Feve Artisan Chocolatier In The Bayview | Tasting Table San Francisco

This Bayview-based chocolate maker is soon to become a household name

There is a lot to geek out about in the Bayview kitchen of Feve Artisan Chocolatier. An enrobing machine to cover truffles or candied ginger in chocolate. A panning machine that looks like a cement mixer but smells like cacao. A ventilation booth for airbrushing confectionary.

Feve's owner, Shawn Williams, worked under the nationally known Ewald Notter before starting Au Coeur des Chocolats, and then flew under the radar for five years. Last year, new investors and a Kiva loan helped him rebrand and invest in equipment and packaging.

Now Feve's sleek black boxes are appearing in stores such as Faletti Foods and Bryan's, and he's opening his studio for retail sales on Wednesdays from 3 to 5 p.m.

Williams' truffles–such as spiced Jamaica rum or orange with almond-coriander praline–rival Michael Recchiuti's in their nuanced, layered flavors. "I come to chocolates with a chef's mind," he says.
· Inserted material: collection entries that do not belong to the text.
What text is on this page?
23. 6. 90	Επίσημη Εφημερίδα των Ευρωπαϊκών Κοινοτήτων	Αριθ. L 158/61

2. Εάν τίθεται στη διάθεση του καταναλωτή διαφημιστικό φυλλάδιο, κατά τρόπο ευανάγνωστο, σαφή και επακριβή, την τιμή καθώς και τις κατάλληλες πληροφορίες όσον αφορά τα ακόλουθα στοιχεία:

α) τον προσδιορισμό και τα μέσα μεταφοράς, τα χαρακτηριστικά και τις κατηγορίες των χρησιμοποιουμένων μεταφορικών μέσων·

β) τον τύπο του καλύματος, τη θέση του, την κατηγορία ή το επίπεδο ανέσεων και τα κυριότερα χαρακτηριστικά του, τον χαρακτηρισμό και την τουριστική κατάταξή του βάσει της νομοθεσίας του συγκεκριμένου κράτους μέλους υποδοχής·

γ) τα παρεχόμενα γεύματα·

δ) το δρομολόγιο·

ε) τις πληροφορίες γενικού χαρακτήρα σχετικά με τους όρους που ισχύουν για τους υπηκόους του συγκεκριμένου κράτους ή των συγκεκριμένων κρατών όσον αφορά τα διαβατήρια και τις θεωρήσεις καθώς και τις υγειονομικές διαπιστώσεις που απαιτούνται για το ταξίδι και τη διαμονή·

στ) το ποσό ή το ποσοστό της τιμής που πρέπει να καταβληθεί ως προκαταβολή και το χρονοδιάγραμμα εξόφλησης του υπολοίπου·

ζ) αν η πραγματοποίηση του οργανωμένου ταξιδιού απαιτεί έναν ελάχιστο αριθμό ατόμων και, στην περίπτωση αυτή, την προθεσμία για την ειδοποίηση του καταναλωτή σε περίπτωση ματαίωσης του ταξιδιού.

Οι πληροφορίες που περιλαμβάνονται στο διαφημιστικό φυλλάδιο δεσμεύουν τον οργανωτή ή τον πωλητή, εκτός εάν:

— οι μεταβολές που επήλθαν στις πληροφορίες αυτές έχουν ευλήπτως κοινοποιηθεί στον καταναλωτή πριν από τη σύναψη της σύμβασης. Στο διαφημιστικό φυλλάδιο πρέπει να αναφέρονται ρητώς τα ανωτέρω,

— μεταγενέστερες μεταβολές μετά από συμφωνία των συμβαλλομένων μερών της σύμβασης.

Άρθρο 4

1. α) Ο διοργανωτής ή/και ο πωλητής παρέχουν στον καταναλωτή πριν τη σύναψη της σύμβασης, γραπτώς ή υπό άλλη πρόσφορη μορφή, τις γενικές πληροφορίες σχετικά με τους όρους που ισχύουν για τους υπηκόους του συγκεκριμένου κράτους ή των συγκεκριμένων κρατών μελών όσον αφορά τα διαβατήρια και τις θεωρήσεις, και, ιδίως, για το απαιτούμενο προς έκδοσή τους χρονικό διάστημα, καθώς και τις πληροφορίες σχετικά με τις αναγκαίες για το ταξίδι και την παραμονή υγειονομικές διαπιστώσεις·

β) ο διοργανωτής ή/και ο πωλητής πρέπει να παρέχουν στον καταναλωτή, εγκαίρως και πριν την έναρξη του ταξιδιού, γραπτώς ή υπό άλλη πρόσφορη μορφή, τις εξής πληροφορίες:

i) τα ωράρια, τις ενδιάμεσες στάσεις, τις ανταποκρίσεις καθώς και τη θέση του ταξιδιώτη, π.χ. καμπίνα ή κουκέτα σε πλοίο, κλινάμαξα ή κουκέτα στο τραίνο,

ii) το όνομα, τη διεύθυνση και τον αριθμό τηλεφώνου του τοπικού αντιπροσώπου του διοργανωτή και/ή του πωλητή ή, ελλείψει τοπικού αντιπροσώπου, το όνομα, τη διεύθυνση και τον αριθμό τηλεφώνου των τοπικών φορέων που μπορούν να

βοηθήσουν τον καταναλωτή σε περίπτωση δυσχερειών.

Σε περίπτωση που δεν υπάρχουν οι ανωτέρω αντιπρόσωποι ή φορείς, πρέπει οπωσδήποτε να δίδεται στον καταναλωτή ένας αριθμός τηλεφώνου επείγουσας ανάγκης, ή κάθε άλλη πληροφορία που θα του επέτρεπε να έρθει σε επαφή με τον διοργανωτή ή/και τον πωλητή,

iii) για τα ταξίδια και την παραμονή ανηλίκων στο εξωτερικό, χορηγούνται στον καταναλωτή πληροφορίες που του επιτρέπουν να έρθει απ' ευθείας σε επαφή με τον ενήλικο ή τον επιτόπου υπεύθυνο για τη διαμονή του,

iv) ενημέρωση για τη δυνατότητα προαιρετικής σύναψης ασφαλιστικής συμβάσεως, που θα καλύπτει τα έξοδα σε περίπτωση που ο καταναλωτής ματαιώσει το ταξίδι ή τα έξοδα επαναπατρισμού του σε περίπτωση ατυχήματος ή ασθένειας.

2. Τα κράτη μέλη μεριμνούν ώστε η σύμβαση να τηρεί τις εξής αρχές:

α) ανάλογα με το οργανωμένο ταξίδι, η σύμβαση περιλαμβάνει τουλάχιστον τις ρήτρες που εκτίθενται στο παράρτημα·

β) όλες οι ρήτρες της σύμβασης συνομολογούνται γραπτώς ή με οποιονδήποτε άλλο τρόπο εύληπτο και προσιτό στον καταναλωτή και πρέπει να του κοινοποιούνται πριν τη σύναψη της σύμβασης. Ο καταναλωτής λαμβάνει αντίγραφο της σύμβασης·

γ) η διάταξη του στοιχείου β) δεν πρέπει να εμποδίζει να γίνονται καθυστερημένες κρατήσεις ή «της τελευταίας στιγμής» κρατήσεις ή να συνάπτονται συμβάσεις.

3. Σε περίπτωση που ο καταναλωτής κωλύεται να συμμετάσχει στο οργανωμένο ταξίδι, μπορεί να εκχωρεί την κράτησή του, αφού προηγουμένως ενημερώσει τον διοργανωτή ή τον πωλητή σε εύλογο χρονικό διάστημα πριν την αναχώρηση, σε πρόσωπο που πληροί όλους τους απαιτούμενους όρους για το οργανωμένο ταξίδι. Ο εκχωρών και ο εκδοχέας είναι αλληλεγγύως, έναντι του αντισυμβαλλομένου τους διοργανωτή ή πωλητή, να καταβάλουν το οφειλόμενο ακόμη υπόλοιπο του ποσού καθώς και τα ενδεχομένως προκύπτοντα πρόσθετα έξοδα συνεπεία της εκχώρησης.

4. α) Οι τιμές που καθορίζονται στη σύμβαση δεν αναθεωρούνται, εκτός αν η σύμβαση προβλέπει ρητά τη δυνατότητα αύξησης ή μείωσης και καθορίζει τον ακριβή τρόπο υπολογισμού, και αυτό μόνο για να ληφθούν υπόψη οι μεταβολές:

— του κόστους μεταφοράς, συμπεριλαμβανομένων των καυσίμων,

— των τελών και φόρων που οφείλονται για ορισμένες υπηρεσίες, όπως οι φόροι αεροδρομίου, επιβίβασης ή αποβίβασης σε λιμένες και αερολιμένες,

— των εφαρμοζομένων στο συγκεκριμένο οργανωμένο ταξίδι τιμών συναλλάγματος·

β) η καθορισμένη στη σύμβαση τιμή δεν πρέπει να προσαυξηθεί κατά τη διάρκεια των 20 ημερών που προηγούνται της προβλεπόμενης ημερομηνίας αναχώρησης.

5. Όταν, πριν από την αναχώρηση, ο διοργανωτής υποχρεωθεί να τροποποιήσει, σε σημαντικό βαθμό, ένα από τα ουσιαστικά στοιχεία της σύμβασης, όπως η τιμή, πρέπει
His chocolate-covered hazelnuts and almonds ($12 for 6 ounces) are compulsively edible. Williams roasts the nuts until they're deeply toasted, then coats them in a millimeter-thick layer of caramelized sugar and a Swiss dark chocolate exterior (a job for that panning machine).

His salted caramels ($20 for 9 pieces) have chocolate shells no denser than a quail's eggshell and satiny centers just on the border of liquid and solid.

They're a marvel of technique and technology.